# How to find the area of a circle with a square inside with its side length given?

A square that fits snugly inside a circle is inscribed in the circle. The square's corners will touch, but not intersect, the circle's boundary, and the square's diagonal will equal the circle's diameter. Also, the square's diagonal is equal to the hypotenuse of a right-angled triangle, which is also equal to the diameter of the circle.

## Answer: Using the side length of the square, find the diagonal (and hence the diameter of the circle) of the square, and then apply the area formula of the circle to find its area.

Let's understand the solution.

**Explanation:**

Let's consider the above figure in which a circle encloses a square according to the given question.

Let's assume the length of the side of the square to be 10 units.

⇒Then, by using the Pythagoras theorem, we get the length of the diagonal, which is also the diameter of the circle (according to the properties of circle).

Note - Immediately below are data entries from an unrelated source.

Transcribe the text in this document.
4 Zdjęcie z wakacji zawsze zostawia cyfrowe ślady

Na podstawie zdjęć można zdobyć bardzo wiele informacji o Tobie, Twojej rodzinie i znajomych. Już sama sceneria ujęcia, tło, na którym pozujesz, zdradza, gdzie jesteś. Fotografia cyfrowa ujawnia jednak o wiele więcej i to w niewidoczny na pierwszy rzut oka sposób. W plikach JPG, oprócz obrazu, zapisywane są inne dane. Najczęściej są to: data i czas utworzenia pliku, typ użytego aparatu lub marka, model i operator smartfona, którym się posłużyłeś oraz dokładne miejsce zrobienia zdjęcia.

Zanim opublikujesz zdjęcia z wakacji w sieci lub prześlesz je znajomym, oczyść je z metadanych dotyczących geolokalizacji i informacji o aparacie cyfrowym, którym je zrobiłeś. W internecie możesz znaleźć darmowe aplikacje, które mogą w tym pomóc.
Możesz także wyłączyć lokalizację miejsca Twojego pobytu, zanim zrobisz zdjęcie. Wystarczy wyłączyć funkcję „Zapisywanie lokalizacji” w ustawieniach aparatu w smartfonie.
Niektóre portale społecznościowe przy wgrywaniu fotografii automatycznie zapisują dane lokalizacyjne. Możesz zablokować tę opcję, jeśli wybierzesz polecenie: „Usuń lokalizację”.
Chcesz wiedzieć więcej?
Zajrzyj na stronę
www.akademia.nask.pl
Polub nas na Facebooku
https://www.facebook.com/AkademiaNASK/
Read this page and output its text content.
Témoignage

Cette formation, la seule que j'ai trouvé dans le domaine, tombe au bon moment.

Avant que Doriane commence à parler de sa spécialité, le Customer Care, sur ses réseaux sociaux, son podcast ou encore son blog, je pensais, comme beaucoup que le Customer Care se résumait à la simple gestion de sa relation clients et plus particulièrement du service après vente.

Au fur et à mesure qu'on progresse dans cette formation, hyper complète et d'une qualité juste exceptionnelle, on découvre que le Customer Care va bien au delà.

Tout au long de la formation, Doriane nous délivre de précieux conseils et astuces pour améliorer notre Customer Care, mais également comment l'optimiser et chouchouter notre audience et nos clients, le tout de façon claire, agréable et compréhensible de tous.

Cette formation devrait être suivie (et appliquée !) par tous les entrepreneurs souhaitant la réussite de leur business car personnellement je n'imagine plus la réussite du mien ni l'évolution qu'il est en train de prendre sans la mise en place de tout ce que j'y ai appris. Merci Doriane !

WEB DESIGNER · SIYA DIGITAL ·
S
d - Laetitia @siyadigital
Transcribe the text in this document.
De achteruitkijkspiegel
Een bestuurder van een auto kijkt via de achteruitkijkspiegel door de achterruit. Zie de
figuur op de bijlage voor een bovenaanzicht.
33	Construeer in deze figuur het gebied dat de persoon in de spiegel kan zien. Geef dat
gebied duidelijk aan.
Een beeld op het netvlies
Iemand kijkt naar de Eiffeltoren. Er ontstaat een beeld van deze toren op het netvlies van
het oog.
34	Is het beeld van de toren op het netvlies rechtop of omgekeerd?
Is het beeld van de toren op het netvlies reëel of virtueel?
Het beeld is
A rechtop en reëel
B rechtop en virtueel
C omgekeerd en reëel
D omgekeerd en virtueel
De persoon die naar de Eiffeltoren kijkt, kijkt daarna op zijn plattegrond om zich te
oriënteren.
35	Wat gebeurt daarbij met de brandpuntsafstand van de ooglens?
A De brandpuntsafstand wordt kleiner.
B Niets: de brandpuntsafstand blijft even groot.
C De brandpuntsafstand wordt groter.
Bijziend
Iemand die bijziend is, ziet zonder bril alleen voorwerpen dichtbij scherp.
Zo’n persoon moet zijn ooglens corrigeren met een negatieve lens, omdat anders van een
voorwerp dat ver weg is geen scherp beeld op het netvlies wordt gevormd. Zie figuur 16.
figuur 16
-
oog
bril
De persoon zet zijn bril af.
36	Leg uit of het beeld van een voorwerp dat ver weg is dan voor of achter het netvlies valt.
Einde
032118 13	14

⇒Therefore, diameter of circle = diagonal of square = √(10^{2} + 10^{2}) = 10√2 units

⇒Hence, the radius = diameter / 2 = 5√2 units

⇒Now, the area of the circle = π (radius)^{2} = 50π sq. units

### Hence, by this example, we understand that using the side length of the square, we find the diameter (and hence the radius) of the circle, and then apply the area formula of the circle to find its required area.